У Гамлета явно есть склонность к самоубийству, и в то же время он постоянно находит какой-то психологический блок, отстраняющий от рокового шага. Вначале это был запрет Бога совершить самоубийство, теперь принц находит более оригинальный повод. Ради этого и делает вид, что лично не встречался с путником, который вернулся из страны смерти. (А Шекспир, который ни с какими призраками действительно не встречался, получает возможность выразить устами Гамлета собственные мысли). Больше того, Гамлет показывает, что он никакой не христианин! Христианин не может не знать, что будет после смерти. Пусть даже он лишь верит в это, но верит так сильно, что уже и знает. Гамлет сам недавно говорил о рае и аде (геенне), но это, как выясняется, были не больше, чем красивые слова. Его постоянные упоминания Бога в первом акте подобны современным оборотам типа «бог знает что», где христианское представление о Боге не играет никакой роли и Бог может спокойно заменяться чертом, никак не изменяя смысл выражения. Запрет Бога совершить самоубийство был нужен в первом акте — теперь он уже не имеет значения.

Более чем сомнительным выглядит и опасение того, что под видом призрака может скрываться дьявол. Надо признать, что Гамлет просто оттягивает конкретные действия. Доктор Брайт был прав: меланхолик не способен к действию. По крайней мере, к обдуманному, а не спонтанному.

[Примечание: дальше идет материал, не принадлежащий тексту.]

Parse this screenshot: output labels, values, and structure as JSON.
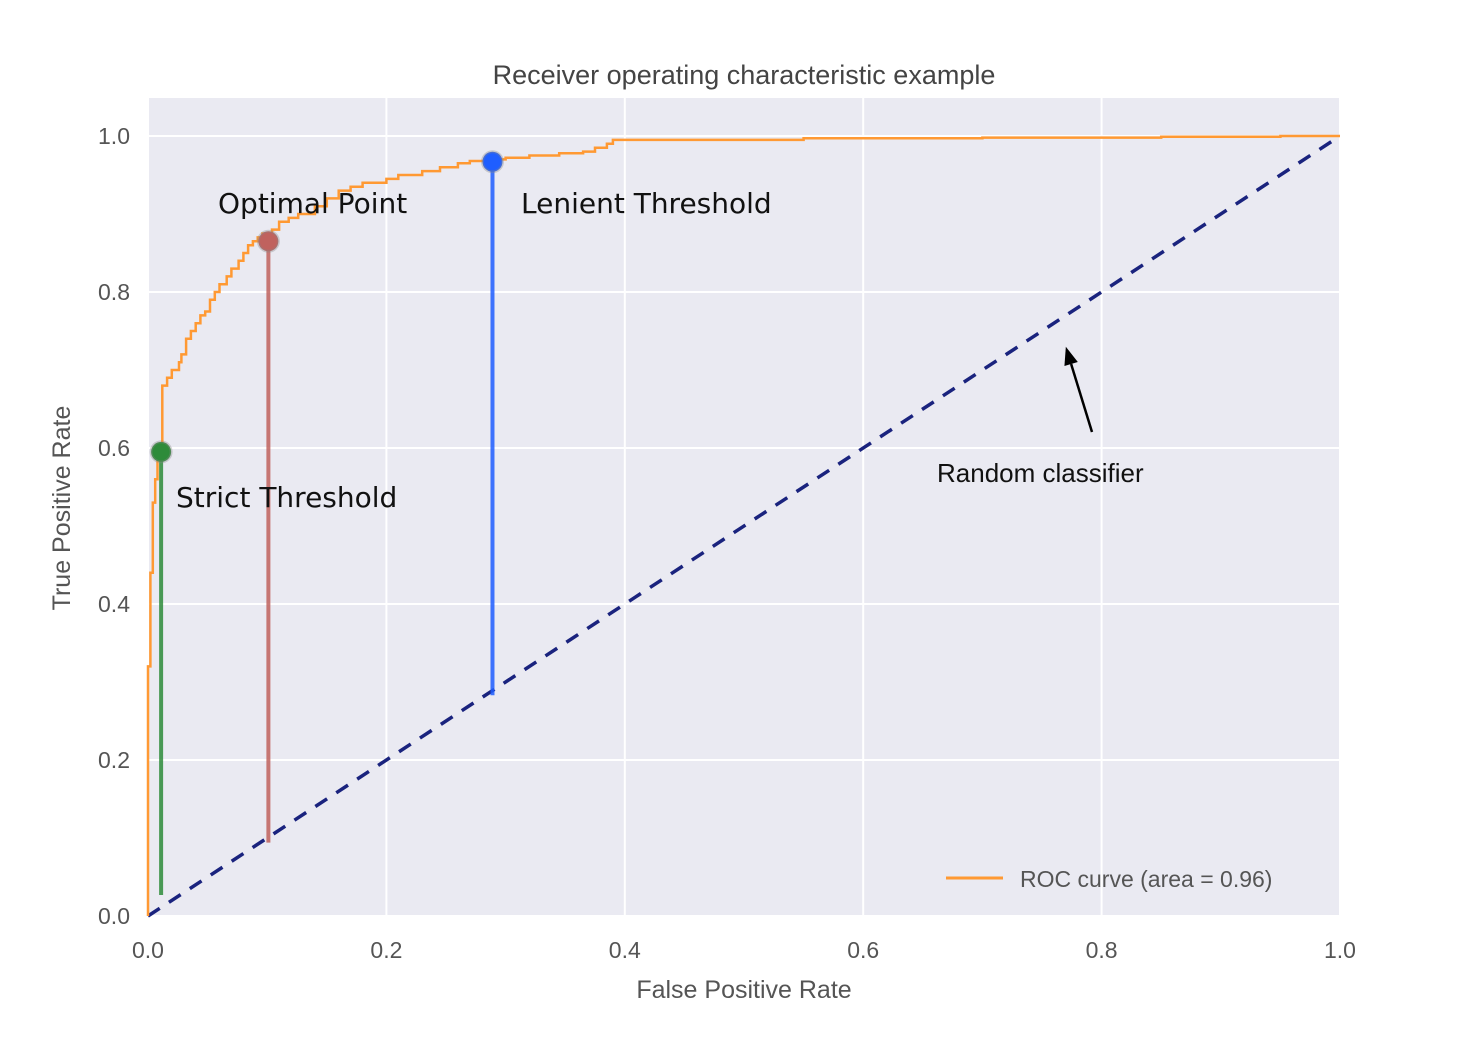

Большое значение имеет смысл слова conscience. Сейчас это слою означает лишь «совесть»; во времена Шекспира оно означало еще и «раздумье». Последнее значение укоренилось применительно к монологу «Быть или не быть». «Так трусами нас делает раздумье» или «Так всех нас в трусов превращает совесть»? Сочетание совести и трусости характерно для произведений Шекспира. По мнению В. Комаровой, «нет сомнений в том, что для зрителей эпохи Шекспира это слово означало только «совесть». Фраза Гамлета неожиданно становится близкой к рассуждениям Ричарда III, хотя разница между этими двумя персонажами очевидна. Но было бы ошибкой считать, что именно совесть заставляет Гамлета оттягивать осуществление мести. Он нисколько не похож на героя более поздней пьесы Чапмена «Месть за Бюсси д'Амбуаза», который, стремясь отомстить за брата, постоянно размышляет о том, имеет ли он на это право, а совершив наконец месть, поканчивает с собой. Вся трагедия Шекспира убедительно демонстрирует, что Гамлет нисколько не сомневается в необходимости мести, и мучает его как раз собственное оттягивание убийства.

В финале монолога есть все-таки фразы, имеющие отношение к личной проблеме Гамлета:

И так решимости природный цвет
Хиреет под налетом мысли бледной...

Именно размышление мешает Гамлету действовать. Впоследствии он докажет, что, когда оно отсутствует и поступок надо совершать немедленно, принц проявляет решительность и мужество.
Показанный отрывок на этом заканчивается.